Lui si voltò e la guardò, continuando a sorridere, come in un saluto.
Incominciò a camminare, muovendosi come se stesse cercando un sentiero. In realtà, non c’era nessun sentiero, nessuna pista, ma lui andava lo stesso, muovendosi prudente sul gelido piano inclinato.

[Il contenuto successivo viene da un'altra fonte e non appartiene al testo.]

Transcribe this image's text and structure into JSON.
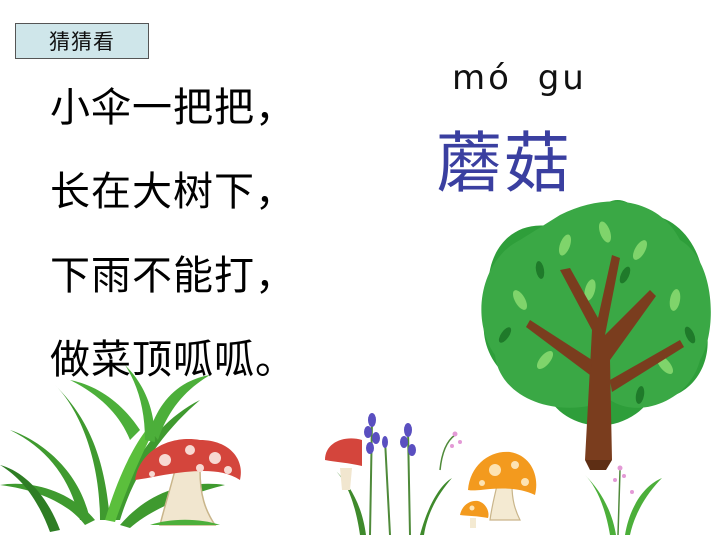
{
  "tag_label": "猜猜看",
  "riddle": {
    "lines": [
      "小伞一把把，",
      "长在大树下，",
      "下雨不能打，",
      "做菜顶呱呱。"
    ]
  },
  "answer": {
    "pinyin": "mó  gu",
    "characters": "蘑菇"
  },
  "illustration": {
    "tree_icon": "tree-icon",
    "mushroom_icon": "mushroom-icon",
    "grass_icon": "grass-icon",
    "flower_icon": "lavender-icon",
    "colors": {
      "leaf_green": "#2e9e3a",
      "trunk_brown": "#7a3d1e",
      "mushroom_red": "#d4453c",
      "mushroom_orange": "#f39a1e",
      "lavender": "#5a4fc0",
      "answer_blue": "#3a3fa0"
    }
  }
}
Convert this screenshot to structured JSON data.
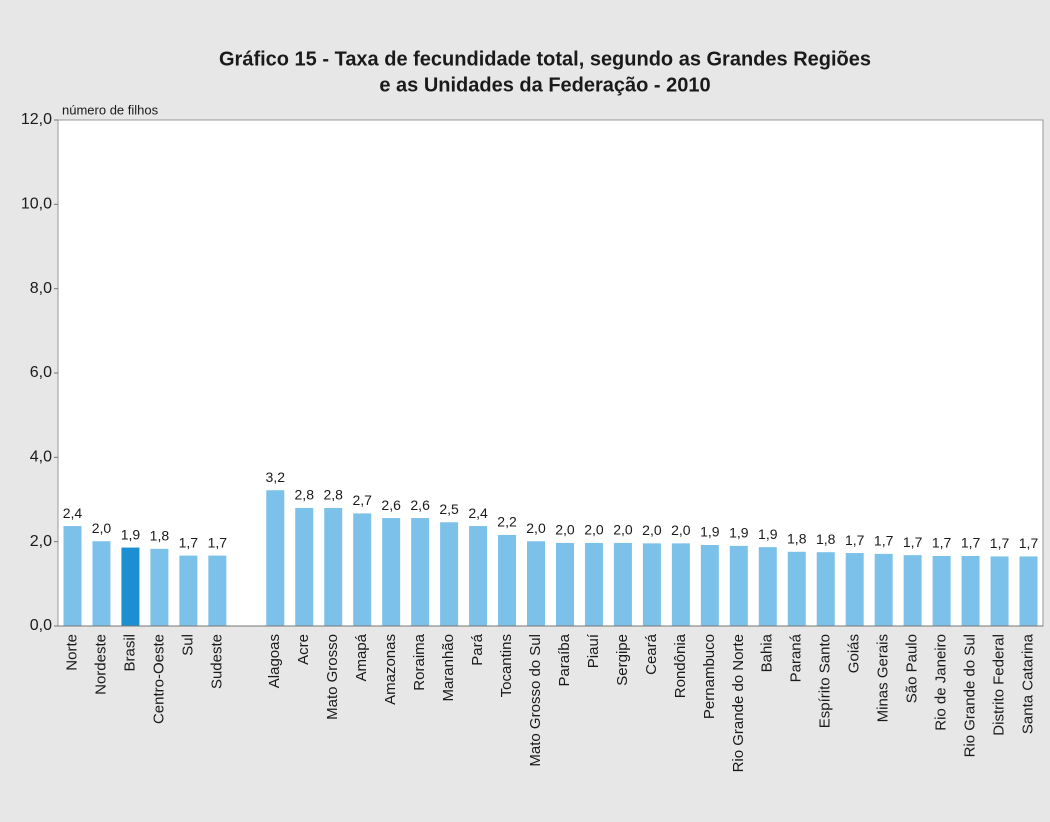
{
  "chart_data": {
    "type": "bar",
    "title": [
      "Gráfico 15 - Taxa de fecundidade total, segundo as Grandes Regiões",
      "e as Unidades da Federação - 2010"
    ],
    "y_label": "número de filhos",
    "categories": [
      "Norte",
      "Nordeste",
      "Brasil",
      "Centro-Oeste",
      "Sul",
      "Sudeste",
      null,
      "Alagoas",
      "Acre",
      "Mato Grosso",
      "Amapá",
      "Amazonas",
      "Roraima",
      "Maranhão",
      "Pará",
      "Tocantins",
      "Mato Grosso do Sul",
      "Paraíba",
      "Piauí",
      "Sergipe",
      "Ceará",
      "Rondônia",
      "Pernambuco",
      "Rio Grande do Norte",
      "Bahia",
      "Paraná",
      "Espírito Santo",
      "Goiás",
      "Minas Gerais",
      "São Paulo",
      "Rio de Janeiro",
      "Rio Grande do Sul",
      "Distrito Federal",
      "Santa Catarina"
    ],
    "values": [
      2.37,
      2.01,
      1.86,
      1.83,
      1.67,
      1.67,
      null,
      3.22,
      2.8,
      2.8,
      2.67,
      2.56,
      2.56,
      2.46,
      2.37,
      2.16,
      2.01,
      1.97,
      1.97,
      1.97,
      1.96,
      1.96,
      1.92,
      1.9,
      1.87,
      1.76,
      1.75,
      1.73,
      1.71,
      1.68,
      1.66,
      1.66,
      1.65,
      1.65
    ],
    "value_labels": [
      "2,4",
      "2,0",
      "1,9",
      "1,8",
      "1,7",
      "1,7",
      null,
      "3,2",
      "2,8",
      "2,8",
      "2,7",
      "2,6",
      "2,6",
      "2,5",
      "2,4",
      "2,2",
      "2,0",
      "2,0",
      "2,0",
      "2,0",
      "2,0",
      "2,0",
      "1,9",
      "1,9",
      "1,9",
      "1,8",
      "1,8",
      "1,7",
      "1,7",
      "1,7",
      "1,7",
      "1,7",
      "1,7",
      "1,7"
    ],
    "color": "#7cc1ea",
    "colors": [
      "#7cc1ea",
      "#7cc1ea",
      "#1b8fd2",
      "#7cc1ea",
      "#7cc1ea",
      "#7cc1ea",
      null,
      "#7cc1ea",
      "#7cc1ea",
      "#7cc1ea",
      "#7cc1ea",
      "#7cc1ea",
      "#7cc1ea",
      "#7cc1ea",
      "#7cc1ea",
      "#7cc1ea",
      "#7cc1ea",
      "#7cc1ea",
      "#7cc1ea",
      "#7cc1ea",
      "#7cc1ea",
      "#7cc1ea",
      "#7cc1ea",
      "#7cc1ea",
      "#7cc1ea",
      "#7cc1ea",
      "#7cc1ea",
      "#7cc1ea",
      "#7cc1ea",
      "#7cc1ea",
      "#7cc1ea",
      "#7cc1ea",
      "#7cc1ea",
      "#7cc1ea"
    ],
    "ylim": [
      0,
      12
    ],
    "yticks": [
      {
        "value": 0,
        "label": "0,0"
      },
      {
        "value": 2,
        "label": "2,0"
      },
      {
        "value": 4,
        "label": "4,0"
      },
      {
        "value": 6,
        "label": "6,0"
      },
      {
        "value": 8,
        "label": "8,0"
      },
      {
        "value": 10,
        "label": "10,0"
      },
      {
        "value": 12,
        "label": "12,0"
      }
    ],
    "grid": false
  }
}
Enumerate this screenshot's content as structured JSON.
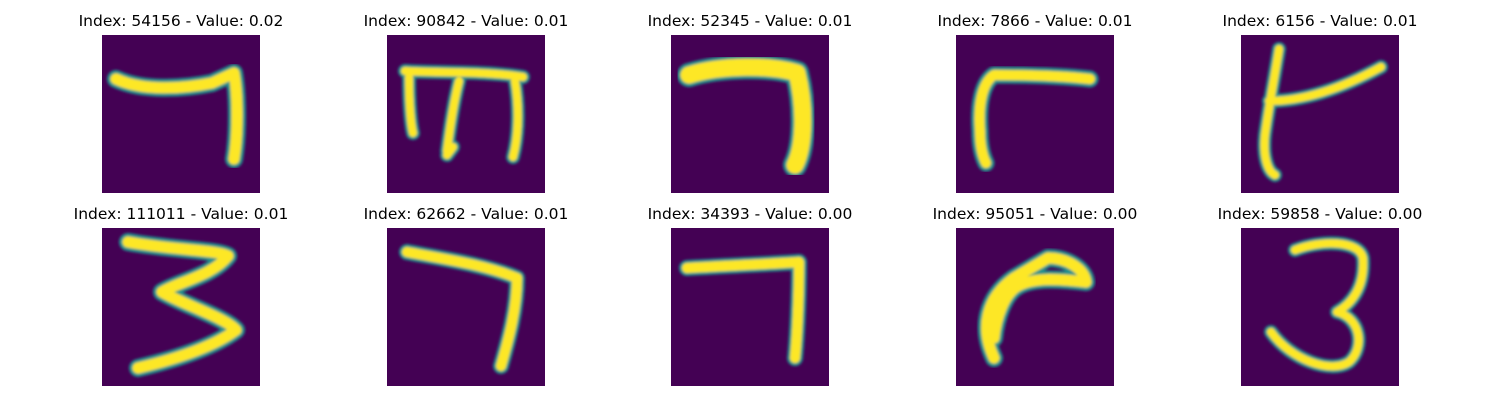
{
  "colors": {
    "background": "#440154",
    "stroke_core": "#fde725",
    "stroke_edge": "#21918c"
  },
  "panels": [
    {
      "title": "Index: 54156 - Value: 0.02",
      "glyph": "seven-like stroke"
    },
    {
      "title": "Index: 90842 - Value: 0.01",
      "glyph": "m-like stroke"
    },
    {
      "title": "Index: 52345 - Value: 0.01",
      "glyph": "seven-like stroke"
    },
    {
      "title": "Index: 7866 - Value: 0.01",
      "glyph": "gamma-like stroke"
    },
    {
      "title": "Index: 6156 - Value: 0.01",
      "glyph": "t-like stroke"
    },
    {
      "title": "Index: 111011 - Value: 0.01",
      "glyph": "three-like stroke"
    },
    {
      "title": "Index: 62662 - Value: 0.01",
      "glyph": "seven-like stroke"
    },
    {
      "title": "Index: 34393 - Value: 0.00",
      "glyph": "seven-like stroke"
    },
    {
      "title": "Index: 95051 - Value: 0.00",
      "glyph": "hook-like stroke"
    },
    {
      "title": "Index: 59858 - Value: 0.00",
      "glyph": "three-like stroke"
    }
  ]
}
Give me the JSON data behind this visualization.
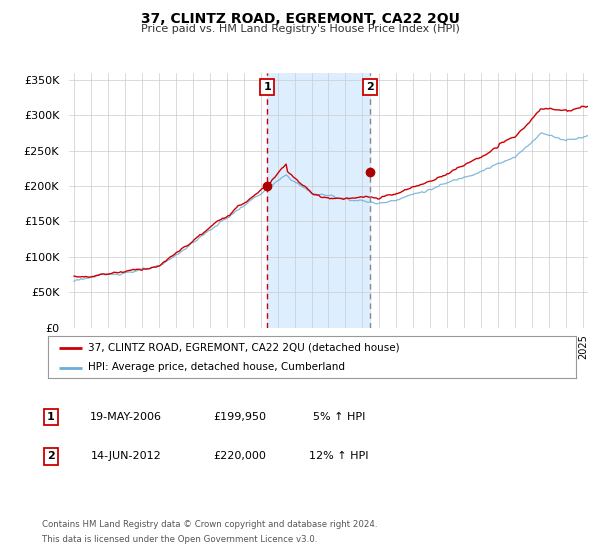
{
  "title": "37, CLINTZ ROAD, EGREMONT, CA22 2QU",
  "subtitle": "Price paid vs. HM Land Registry's House Price Index (HPI)",
  "legend_label1": "37, CLINTZ ROAD, EGREMONT, CA22 2QU (detached house)",
  "legend_label2": "HPI: Average price, detached house, Cumberland",
  "marker1_x": 2006.38,
  "marker1_price": 199950,
  "marker2_x": 2012.45,
  "marker2_price": 220000,
  "table_row1": [
    "1",
    "19-MAY-2006",
    "£199,950",
    "5% ↑ HPI"
  ],
  "table_row2": [
    "2",
    "14-JUN-2012",
    "£220,000",
    "12% ↑ HPI"
  ],
  "footer1": "Contains HM Land Registry data © Crown copyright and database right 2024.",
  "footer2": "This data is licensed under the Open Government Licence v3.0.",
  "hpi_line_color": "#6baed6",
  "price_line_color": "#cc0000",
  "marker_color": "#aa0000",
  "shading_color": "#ddeeff",
  "vline1_color": "#cc0000",
  "vline2_color": "#888888",
  "background_color": "#ffffff",
  "grid_color": "#cccccc",
  "ylim_min": 0,
  "ylim_max": 360000,
  "yticks": [
    0,
    50000,
    100000,
    150000,
    200000,
    250000,
    300000,
    350000
  ],
  "ytick_labels": [
    "£0",
    "£50K",
    "£100K",
    "£150K",
    "£200K",
    "£250K",
    "£300K",
    "£350K"
  ],
  "xstart_year": 1995,
  "xend_year": 2025,
  "fig_width": 6.0,
  "fig_height": 5.6,
  "dpi": 100
}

Mantenne l’equilibrio, scendendo, ma poco dopo l’urgenza lo fermò di nuovo. Gli scappava proprio. Il limite inferiore del ghiacciaio era ancora lontano. Allora piantò gli scarponcini sul pendio.
“Adesso,” pensò, aprendosi i pantaloni.
La pipì sgorgò come una cascatella e, ricadendo, incise una trincea nel sottile strato di neve fresca, tintinnando sul ghiaccio sottostante.
- Tutto bene, brava. Ma non devi scappare se non te lo dico io.
“E una,” pensò, riprendendo la discesa.
Adesso camminava più leggero. Era bello quando non ti scappava più.
Uscì senza troppa fatica dal ghiacciaio, che si allungava risalendo il costone e avvolgendo, in quota, le dolomie e i calcari della Punta, della Croda, delle altre vette intorno.
Continuò a passo spedito, calpestando la neve residua e i sassi affioranti, le foglie morte e l’erba nuova che stava spuntando. Tra i larici e gli abeti scorse il sentiero e lo raggiunse, saltellando. Fiancheggiava un costone di mughi nani spruzzati di neve e scendeva ripido tra sassi e chiazze fangose.
Il sole entrava e usciva dalle nuvole, il vento rinfrescava il primo mattino, ma leggere, aguzze scintille di calore si insinuavano nell’aria cristallina.